The difference between 1500 watts and 2700 watts might add up to a mere 2-3 dB SPL... IF the amps were used on the same woofers. As they are not, all bets are off. Some drivers are more sensitive than others, vented enclosures give more output around tune than a comparable sealed box would, etc. There are way too many variables to use watts as a metric for a sub's ability.

EQ'ing wont help make up for less power, it will demand more from the amp if you are using it to boost, kicking 20 Hz up 6 dB will be asking the amp to deliver 4 times more power at that frequency.

You already have plenty of woofage in your room, adding another sub is probably not going to help you attain the goal of satisfactory midbass. A smaller sub will be drowned out by the bigger subs and won't be noticed, unless you turn the larger ones down, which is a waste.

I'd be willing to bet that moving the subs around and playing with crossover/distance/EQ settings will go a long ways towards listening satisfaction. Check out this article.
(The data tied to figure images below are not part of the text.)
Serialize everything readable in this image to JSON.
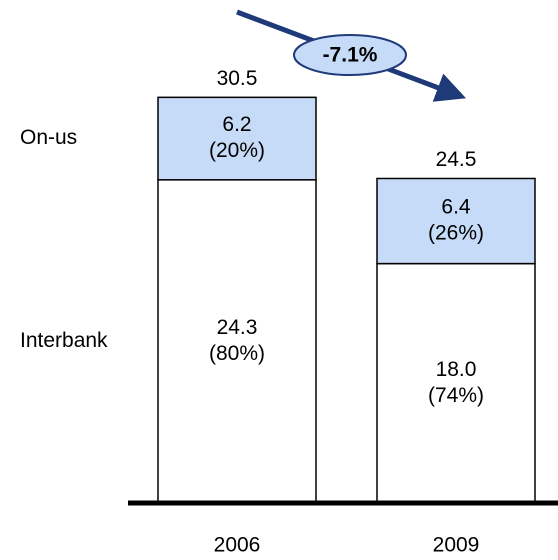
{
  "chart_data": {
    "type": "stacked_bar",
    "categories": [
      "2006",
      "2009"
    ],
    "series": [
      {
        "name": "Interbank",
        "color": "#ffffff",
        "values": [
          24.3,
          18.0
        ],
        "value_labels": [
          [
            "24.3",
            "(80%)"
          ],
          [
            "18.0",
            "(74%)"
          ]
        ]
      },
      {
        "name": "On-us",
        "color": "#c6dbf7",
        "values": [
          6.2,
          6.4
        ],
        "value_labels": [
          [
            "6.2",
            "(20%)"
          ],
          [
            "6.4",
            "(26%)"
          ]
        ]
      }
    ],
    "totals": [
      30.5,
      24.5
    ],
    "annotation": "-7.1%",
    "ylim": [
      0,
      35
    ]
  }
}
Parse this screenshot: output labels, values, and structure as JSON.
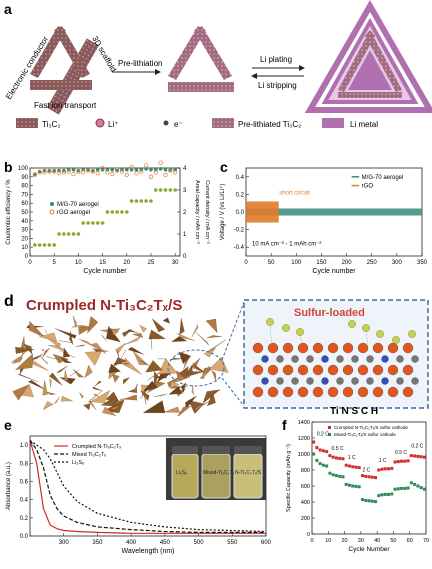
{
  "panel_a": {
    "label": "a",
    "left_annotations": {
      "electronic_conductor": "Electronic conductor",
      "scaffold_3d": "3D scaffold",
      "fast_ion_transport": "Fast ion transport"
    },
    "arrow1": "Pre-lithiation",
    "arrow2_top": "Li plating",
    "arrow2_bottom": "Li stripping",
    "legend": [
      {
        "label": "Ti₃C₂",
        "icon": "ti3c2-sheet-icon"
      },
      {
        "label": "Li⁺",
        "icon": "li-ion-icon"
      },
      {
        "label": "e⁻",
        "icon": "electron-icon"
      },
      {
        "label": "Pre-lithiated  Ti₃C₂",
        "icon": "prelithiated-sheet-icon"
      },
      {
        "label": "Li metal",
        "icon": "li-metal-icon"
      }
    ]
  },
  "panel_b_label": "b",
  "panel_c_label": "c",
  "panel_d": {
    "label": "d",
    "title": "Crumpled N-Ti₃C₂Tₓ/S",
    "callout": "Sulfur-loaded",
    "elements": "Ti N S C H"
  },
  "panel_e_label": "e",
  "panel_f_label": "f",
  "colors": {
    "sheet": "#8a5a5a",
    "li_metal": "#b070b0",
    "teal": "#3a8a7a",
    "orange": "#e07b2a",
    "green": "#2e8b57",
    "red": "#d22b2b",
    "crumple": "#b07a45"
  },
  "chart_data": [
    {
      "type": "scatter",
      "panel": "b",
      "xlabel": "Cycle number",
      "ylabel": "Coulombic efficiency / %",
      "y2label_outer": "Areal capacity / mAh cm⁻²",
      "y2label_inner": "Current density / mA cm⁻²",
      "xlim": [
        0,
        31
      ],
      "ylim": [
        0,
        100
      ],
      "y2lim": [
        0,
        4
      ],
      "xticks": [
        0,
        5,
        10,
        15,
        20,
        25,
        30
      ],
      "yticks": [
        0,
        10,
        20,
        30,
        40,
        50,
        60,
        70,
        80,
        90,
        100
      ],
      "y2ticks": [
        0,
        1,
        2,
        3,
        4
      ],
      "series": [
        {
          "name": "M/G-70 aerogel",
          "x": [
            1,
            2,
            3,
            4,
            5,
            6,
            7,
            8,
            9,
            10,
            11,
            12,
            13,
            14,
            15,
            16,
            17,
            18,
            19,
            20,
            21,
            22,
            23,
            24,
            25,
            26,
            27,
            28,
            29,
            30
          ],
          "values": [
            93,
            96,
            97,
            97,
            97,
            97,
            97,
            98,
            98,
            97,
            98,
            98,
            97,
            98,
            98,
            98,
            98,
            97,
            98,
            98,
            98,
            98,
            98,
            99,
            98,
            98,
            99,
            98,
            98,
            98
          ]
        },
        {
          "name": "rGO aerogel",
          "x": [
            1,
            2,
            3,
            4,
            5,
            6,
            7,
            8,
            9,
            10,
            11,
            12,
            13,
            14,
            15,
            16,
            17,
            18,
            19,
            20,
            21,
            22,
            23,
            24,
            25,
            26,
            27,
            28,
            29,
            30
          ],
          "values": [
            92,
            95,
            95,
            96,
            96,
            94,
            95,
            96,
            93,
            96,
            95,
            97,
            96,
            94,
            100,
            95,
            93,
            98,
            96,
            92,
            101,
            94,
            96,
            103,
            90,
            95,
            106,
            92,
            97,
            95
          ]
        },
        {
          "name": "Current density",
          "x": [
            1,
            2,
            3,
            4,
            5,
            6,
            7,
            8,
            9,
            10,
            11,
            12,
            13,
            14,
            15,
            16,
            17,
            18,
            19,
            20,
            21,
            22,
            23,
            24,
            25,
            26,
            27,
            28,
            29,
            30
          ],
          "values": [
            0.5,
            0.5,
            0.5,
            0.5,
            0.5,
            1,
            1,
            1,
            1,
            1,
            1.5,
            1.5,
            1.5,
            1.5,
            1.5,
            2,
            2,
            2,
            2,
            2,
            2.5,
            2.5,
            2.5,
            2.5,
            2.5,
            3,
            3,
            3,
            3,
            3
          ]
        }
      ]
    },
    {
      "type": "line",
      "panel": "c",
      "xlabel": "Cycle number",
      "ylabel": "Voltage / V (vs Li/Li⁺)",
      "xlim": [
        0,
        350
      ],
      "ylim": [
        -0.5,
        0.5
      ],
      "xticks": [
        0,
        50,
        100,
        150,
        200,
        250,
        300,
        350
      ],
      "yticks": [
        -0.4,
        -0.2,
        0.0,
        0.2,
        0.4
      ],
      "annotations": [
        "short circuit",
        "10 mA cm⁻² - 1 mAh cm⁻²"
      ],
      "series": [
        {
          "name": "M/G-70 aerogel",
          "x_range": [
            0,
            350
          ],
          "amplitude": 0.04
        },
        {
          "name": "rGO",
          "x_range": [
            0,
            65
          ],
          "amplitude": 0.12
        }
      ]
    },
    {
      "type": "line",
      "panel": "e",
      "xlabel": "Wavelength (nm)",
      "ylabel": "Absorbance (a.u.)",
      "xlim": [
        250,
        600
      ],
      "ylim": [
        0,
        1.1
      ],
      "xticks": [
        300,
        350,
        400,
        450,
        500,
        550,
        600
      ],
      "yticks": [
        0.0,
        0.2,
        0.4,
        0.6,
        0.8,
        1.0
      ],
      "vial_labels": [
        "Li₂S₆",
        "Mixed-Ti₃C₂Tₓ",
        "N-Ti₃C₂Tₓ/S"
      ],
      "series": [
        {
          "name": "Crumpled  N-Ti₃C₂Tₓ",
          "x": [
            250,
            260,
            270,
            280,
            290,
            300,
            320,
            350,
            400,
            450,
            500,
            550,
            600
          ],
          "values": [
            1.05,
            0.8,
            0.3,
            0.12,
            0.08,
            0.06,
            0.05,
            0.04,
            0.03,
            0.03,
            0.03,
            0.03,
            0.03
          ]
        },
        {
          "name": "Mixed Ti₃C₂Tₓ",
          "x": [
            250,
            260,
            270,
            280,
            290,
            300,
            320,
            350,
            400,
            450,
            500,
            550,
            600
          ],
          "values": [
            1.05,
            0.95,
            0.75,
            0.45,
            0.3,
            0.22,
            0.15,
            0.1,
            0.07,
            0.05,
            0.04,
            0.04,
            0.04
          ]
        },
        {
          "name": "Li₂S₆",
          "x": [
            250,
            260,
            270,
            280,
            290,
            300,
            320,
            350,
            400,
            450,
            500,
            550,
            600
          ],
          "values": [
            1.05,
            1.0,
            0.95,
            0.85,
            0.7,
            0.55,
            0.38,
            0.25,
            0.15,
            0.1,
            0.07,
            0.06,
            0.05
          ]
        }
      ]
    },
    {
      "type": "line",
      "panel": "f",
      "xlabel": "Cycle Number",
      "ylabel": "Specific Capacity (mAh g⁻¹)",
      "xlim": [
        0,
        70
      ],
      "ylim": [
        0,
        1400
      ],
      "xticks": [
        0,
        10,
        20,
        30,
        40,
        50,
        60,
        70
      ],
      "yticks": [
        0,
        200,
        400,
        600,
        800,
        1000,
        1200,
        1400
      ],
      "rate_labels": [
        "0.2 C",
        "0.5 C",
        "1 C",
        "2 C",
        "1 C",
        "0.5 C",
        "0.2 C"
      ],
      "series": [
        {
          "name": "Crumpled  N-Ti₃C₂Tₓ/S sulfur cathode",
          "x": [
            1,
            3,
            5,
            7,
            9,
            11,
            13,
            15,
            17,
            19,
            21,
            23,
            25,
            27,
            29,
            31,
            33,
            35,
            37,
            39,
            41,
            43,
            45,
            47,
            49,
            51,
            53,
            55,
            57,
            59,
            61,
            63,
            65,
            67,
            69
          ],
          "values": [
            1150,
            1080,
            1050,
            1040,
            1030,
            980,
            960,
            950,
            945,
            940,
            860,
            850,
            840,
            835,
            830,
            730,
            720,
            715,
            710,
            705,
            800,
            810,
            815,
            815,
            820,
            900,
            905,
            910,
            910,
            915,
            980,
            975,
            970,
            965,
            960
          ]
        },
        {
          "name": "Mixed-Ti₃C₂Tₓ/S sulfur cathode",
          "x": [
            1,
            3,
            5,
            7,
            9,
            11,
            13,
            15,
            17,
            19,
            21,
            23,
            25,
            27,
            29,
            31,
            33,
            35,
            37,
            39,
            41,
            43,
            45,
            47,
            49,
            51,
            53,
            55,
            57,
            59,
            61,
            63,
            65,
            67,
            69
          ],
          "values": [
            1000,
            920,
            880,
            860,
            850,
            760,
            740,
            730,
            720,
            715,
            620,
            610,
            600,
            595,
            590,
            430,
            420,
            415,
            410,
            405,
            480,
            490,
            495,
            495,
            500,
            560,
            565,
            570,
            570,
            575,
            640,
            620,
            600,
            580,
            560
          ]
        }
      ]
    }
  ]
}
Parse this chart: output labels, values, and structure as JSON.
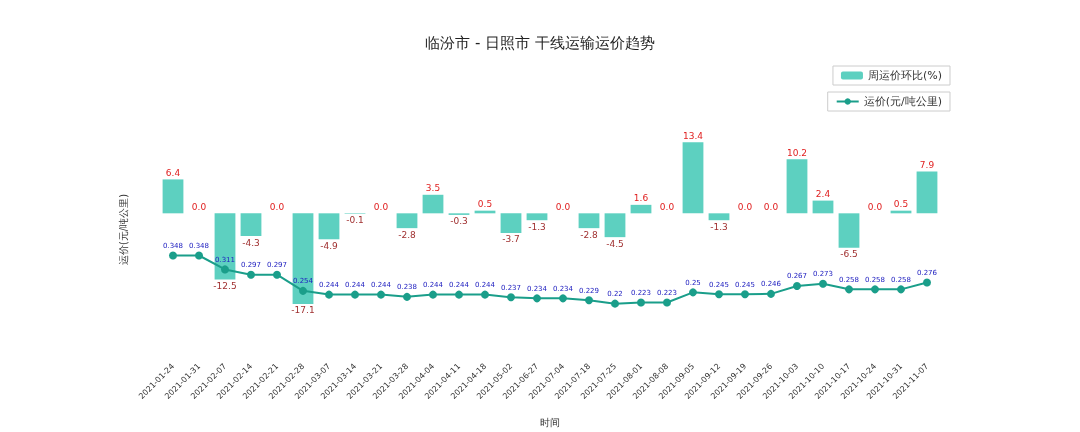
{
  "chart_data": {
    "type": "bar",
    "title": "临汾市 - 日照市 干线运输运价趋势",
    "xlabel": "时间",
    "ylabel": "运价(元/吨公里)",
    "categories": [
      "2021-01-24",
      "2021-01-31",
      "2021-02-07",
      "2021-02-14",
      "2021-02-21",
      "2021-02-28",
      "2021-03-07",
      "2021-03-14",
      "2021-03-21",
      "2021-03-28",
      "2021-04-04",
      "2021-04-11",
      "2021-04-18",
      "2021-05-02",
      "2021-06-27",
      "2021-07-04",
      "2021-07-18",
      "2021-07-25",
      "2021-08-01",
      "2021-08-08",
      "2021-09-05",
      "2021-09-12",
      "2021-09-19",
      "2021-09-26",
      "2021-10-03",
      "2021-10-10",
      "2021-10-17",
      "2021-10-24",
      "2021-10-31",
      "2021-11-07"
    ],
    "series": [
      {
        "name": "周运价环比(%)",
        "color": "#5dd0c0",
        "values": [
          6.4,
          0.0,
          -12.5,
          -4.3,
          0.0,
          -17.1,
          -4.9,
          -0.1,
          0.0,
          -2.8,
          3.5,
          -0.3,
          0.5,
          -3.7,
          -1.3,
          0.0,
          -2.8,
          -4.5,
          1.6,
          0.0,
          13.4,
          -1.3,
          0.0,
          0.0,
          10.2,
          2.4,
          -6.5,
          0.0,
          0.5,
          7.9
        ],
        "value_labels": [
          "6.4",
          "0.0",
          "-12.5",
          "-4.3",
          "0.0",
          "-17.1",
          "-4.9",
          "-0.1",
          "0.0",
          "-2.8",
          "3.5",
          "-0.3",
          "0.5",
          "-3.7",
          "-1.3",
          "0.0",
          "-2.8",
          "-4.5",
          "1.6",
          "0.0",
          "13.4",
          "-1.3",
          "0.0",
          "0.0",
          "10.2",
          "2.4",
          "-6.5",
          "0.0",
          "0.5",
          "7.9"
        ]
      },
      {
        "name": "运价(元/吨公里)",
        "type": "line",
        "axis": "y2",
        "color": "#1a9e8a",
        "values": [
          0.348,
          0.348,
          0.311,
          0.297,
          0.297,
          0.254,
          0.244,
          0.244,
          0.244,
          0.238,
          0.244,
          0.244,
          0.244,
          0.237,
          0.234,
          0.234,
          0.229,
          0.22,
          0.223,
          0.223,
          0.25,
          0.245,
          0.245,
          0.246,
          0.267,
          0.273,
          0.258,
          0.258,
          0.258,
          0.276
        ],
        "value_labels": [
          "0.348",
          "0.348",
          "0.311",
          "0.297",
          "0.297",
          "0.254",
          "0.244",
          "0.244",
          "0.244",
          "0.238",
          "0.244",
          "0.244",
          "0.244",
          "0.237",
          "0.234",
          "0.234",
          "0.229",
          "0.22",
          "0.223",
          "0.223",
          "0.25",
          "0.245",
          "0.245",
          "0.246",
          "0.267",
          "0.273",
          "0.258",
          "0.258",
          "0.258",
          "0.276"
        ]
      }
    ],
    "tick_labels": "x",
    "marker": "circle",
    "legend": "top right",
    "grid": false
  }
}
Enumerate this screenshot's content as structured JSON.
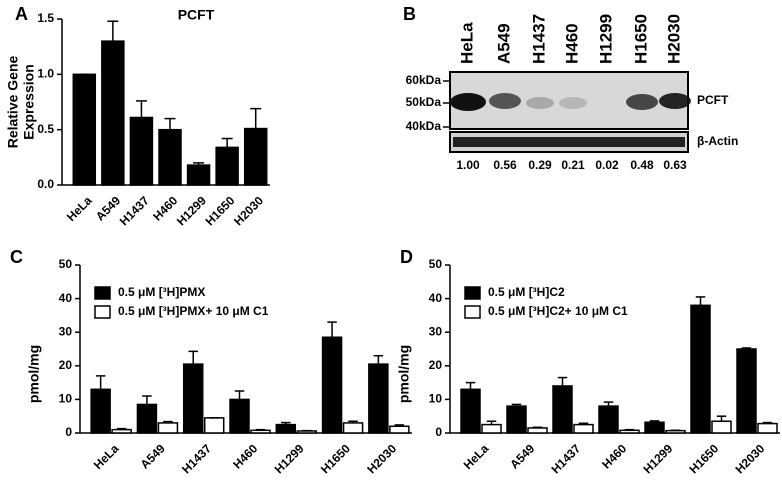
{
  "chart_data": [
    {
      "panel": "A",
      "type": "bar",
      "title": "PCFT",
      "ylabel": [
        "Relative Gene",
        "Expression"
      ],
      "categories": [
        "HeLa",
        "A549",
        "H1437",
        "H460",
        "H1299",
        "H1650",
        "H2030"
      ],
      "values": [
        1.0,
        1.3,
        0.61,
        0.5,
        0.18,
        0.34,
        0.51
      ],
      "errors": [
        0,
        0.18,
        0.15,
        0.1,
        0.02,
        0.08,
        0.18
      ],
      "color": "#000000",
      "ylim": [
        0,
        1.5
      ],
      "yticks": [
        {
          "value": 0,
          "label": "0.0"
        },
        0.5,
        {
          "value": 1,
          "label": "1.0"
        },
        1.5
      ]
    },
    {
      "panel": "C",
      "type": "bar",
      "ylabel": "pmol/mg",
      "categories": [
        "HeLa",
        "A549",
        "H1437",
        "H460",
        "H1299",
        "H1650",
        "H2030"
      ],
      "series": [
        {
          "name": "0.5 μM [³H]PMX",
          "color": "#000000",
          "values": [
            13,
            8.5,
            20.5,
            10,
            2.5,
            28.5,
            20.5
          ],
          "errors": [
            4,
            2.5,
            3.8,
            2.5,
            0.6,
            4.5,
            2.5
          ]
        },
        {
          "name": "0.5 μM [³H]PMX+ 10 μM C1",
          "color": "#ffffff",
          "values": [
            1,
            3,
            4.5,
            0.8,
            0.6,
            3,
            2
          ],
          "errors": [
            0.3,
            0.4,
            0,
            0.2,
            0.1,
            0.5,
            0.4
          ]
        }
      ],
      "ylim": [
        0,
        50
      ],
      "yticks": [
        0,
        10,
        20,
        30,
        40,
        50
      ]
    },
    {
      "panel": "D",
      "type": "bar",
      "ylabel": "pmol/mg",
      "categories": [
        "HeLa",
        "A549",
        "H1437",
        "H460",
        "H1299",
        "H1650",
        "H2030"
      ],
      "series": [
        {
          "name": "0.5 μM [³H]C2",
          "color": "#000000",
          "values": [
            13,
            8,
            14,
            8,
            3.2,
            38,
            25
          ],
          "errors": [
            2,
            0.5,
            2.5,
            1.2,
            0.4,
            2.5,
            0.3
          ]
        },
        {
          "name": "0.5 μM [³H]C2+ 10 μM C1",
          "color": "#ffffff",
          "values": [
            2.5,
            1.5,
            2.5,
            0.8,
            0.7,
            3.5,
            2.8
          ],
          "errors": [
            1,
            0.2,
            0.4,
            0.2,
            0.1,
            1.5,
            0.3
          ]
        }
      ],
      "ylim": [
        0,
        50
      ],
      "yticks": [
        0,
        10,
        20,
        30,
        40,
        50
      ]
    }
  ],
  "blot": {
    "panel": "B",
    "lanes": [
      "HeLa",
      "A549",
      "H1437",
      "H460",
      "H1299",
      "H1650",
      "H2030"
    ],
    "markers": [
      "60kDa",
      "50kDa",
      "40kDa"
    ],
    "bands": [
      "PCFT",
      "β-Actin"
    ],
    "quantification": [
      "1.00",
      "0.56",
      "0.29",
      "0.21",
      "0.02",
      "0.48",
      "0.63"
    ]
  }
}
http://blog.acousticfrontiers.com/whats-new/2010/7/1/room-correction-a-primer.html


----------



## pietsch288 (Sep 10, 2006)

I agree with you on the difference between the 2 subwoofers (I found an open box definitive 6000 for 650.00 shipped with 1 yr warranty so I have to try one). I run the 18's and the ultras.... 10hz-22hz. I use the sms-1 to x-over the subs at 22hz with a 48db slope. I get fantastic room pressure with no sound, and I'm running my mains x-over at 120hz because there tight in the front corners (they sound the best xover higher), so I do have an area where the definitive or sunfire could be a nice addition (or at least I hope so). If my dreams don't come true, I'll just sell the sub for what I paid or take a small loss. If the definitive is really close maybe I'll sell it and get a sunfire or something, I've never tried a sealed sub with passive radiators so I'm hoping I like the sound. rich


----------